By any standards, Edith MacHattie's job is immensely challenging.

The school-aged children she works with as an Occupational Therapist at Surrey's Centre for Child Development are the most medically complex kids.

"We focus on the most compromised. These are not just kids having trouble with handwriting," she says. "Most are in wheelchairs, some are not verbal, some need feeding support, some need an alternative to oral food.

"In terms of diagnosis, it's mainly kids with neurodevelopmental diagnoses, like cerebral palsy, but also extremely rare genetic conditions, and kids with progressive diseases, and some with no diagnosis at all because no one knows what's going on.

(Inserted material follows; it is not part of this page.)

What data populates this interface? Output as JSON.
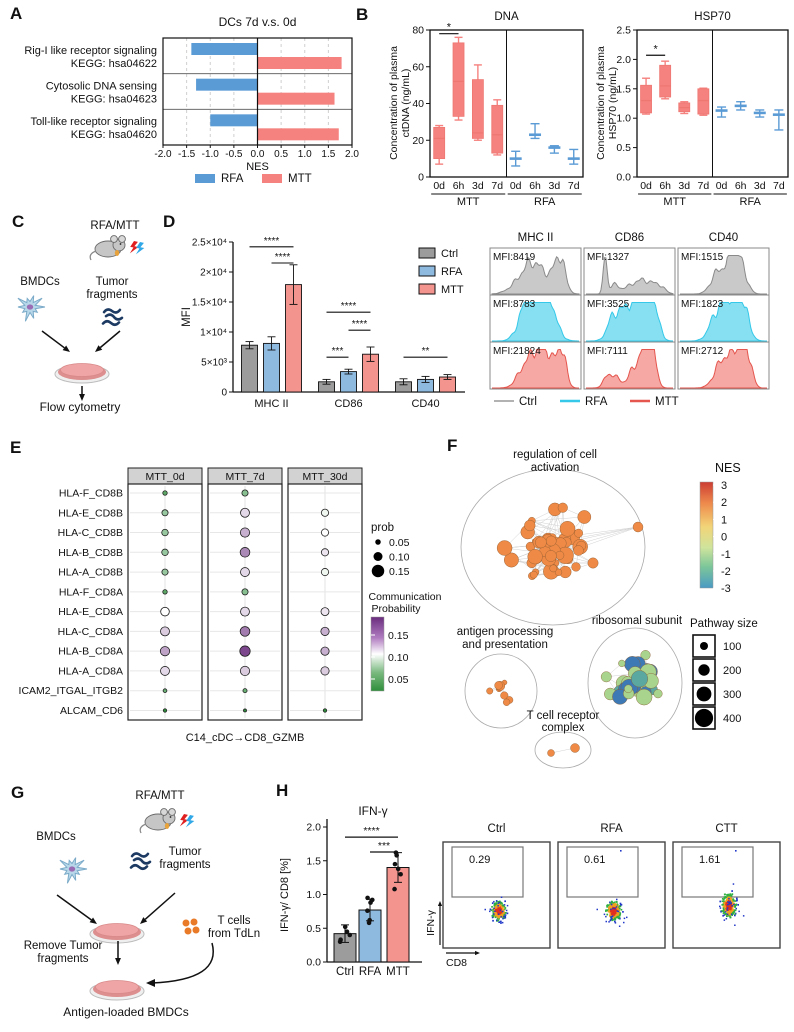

The vibrantly multicultural nature of her clientele adds an extra layer of complexity. "Surrey has a fantastic community of new families to Canada, families who have been here for only a couple of years, families who have lived through extraordinary circumstances in their country of origin. So there are a lot of really resilient families, and a lot who have lived through very challenging circumstances."

While the families she works with are deeply committed to supporting their child, they are also often struggling with residue of past trauma and the daily challenges of immigrant life – speaking the language, getting a job, paying the bills, figuring out how everything works.

Despite the challenges, when MacHattie talks about her work, she lights up. "There are so many things I love about it. Every single day at work I realize how lucky I am.

"Watching a child complete a skill for the first time or discovering independent mobility in a power chair is incredible. You watch their life change in front of you. You see the pride and sense of accomplishment on their faces.

"And in their family, you see the light bulb moment – my kid can do that! – it's awesome. And when you see classrooms getting really excited about a way a student can participate. Seeing other students giving them high fives as they move down the hall.

"It's such hopeful work when that happens," concludes MacHattie.

Occupational Therapy, she says, is a difficult profession to define. "OTs help people overcome whatever barriers are in their way so they can participate in their lives to their full potential."
MacHattie will recommend and work with adaptive equipment such as wheelchairs, bathroom fixtures, adaptive chairs and desks, writing and eating utensils, mattresses, beds, lifts and ramps; she consults on home and school renovations; recommends strategies for comfortable sleep to prevent pressure sores, and suggests ways children can participate in feeding themselves.

"If a family is keen on a child learning to zip up a jacket, I can help break down the components to help them teach this skill to their kid."

MacHattie works closely with school staff and families. "It doesn't really help if I am the only person this kid can do this magical new thing with. The family is key. We work together to develop goals that are meaningful to them."

Building long-term relationships with the families takes patience and understanding.

"Our program is meant to be low barrier so we go out into the community to provide service. A lot of families are working multiple jobs and don't have transportation. Also, seeing people in their own space helps minimize the power imbalance between the 'professional' and the family, which is really important. Some of these families have had really bad experiences with authorities in the past, so building trust can take a long time. It sometimes takes years."

And it is a process of continual learning for MacHattie. "In our OT department, we have talked about cultural safety and how to look at our own biases and understand how our background will impact our clients' experience of health care," she says. "We are part of an interdisciplinary team including physiotherapists, speech therapists, and social service workers. Also we work with community partners which help support our multicultural families, for instance providing basics such as language interpreters."

This too is part of why MacHattie loves her work. "It's such a privilege to be able to watch as communities rise up around these children to support them," she says.

MacHattie does admit to frustrations at work. "The hugest challenge is the lack of funding. There are about five full-time-equivalent OTs for the Surrey School District and thousands of kids who need support. It's a difficult ethical situation. The kids I work with are the most vulnerable, but the kids who need just a bit of help don't get seen by anyone. I walk into the school and have to say sorry, I can only see two kids. But there are 25 others who would need my support."

MacHattie channels her frustration into activism. She has been Chief Steward at her facility for two years, is a member of the HSPBA bargaining team, and is an HSA Constituency Liaison, meeting with her MLA regularly to explain and advocate for health care needs.

She knows she is helping every day via her work, but says that means little if nothing is getting better on a systemic level. "These families are impacted so much by policies, funding choices, and unfair immigration laws. I can't sit back and do nothing."

Clearly, in her political activism, as in her profession, MacHattie sees challenges as opportunities to do meaningful work.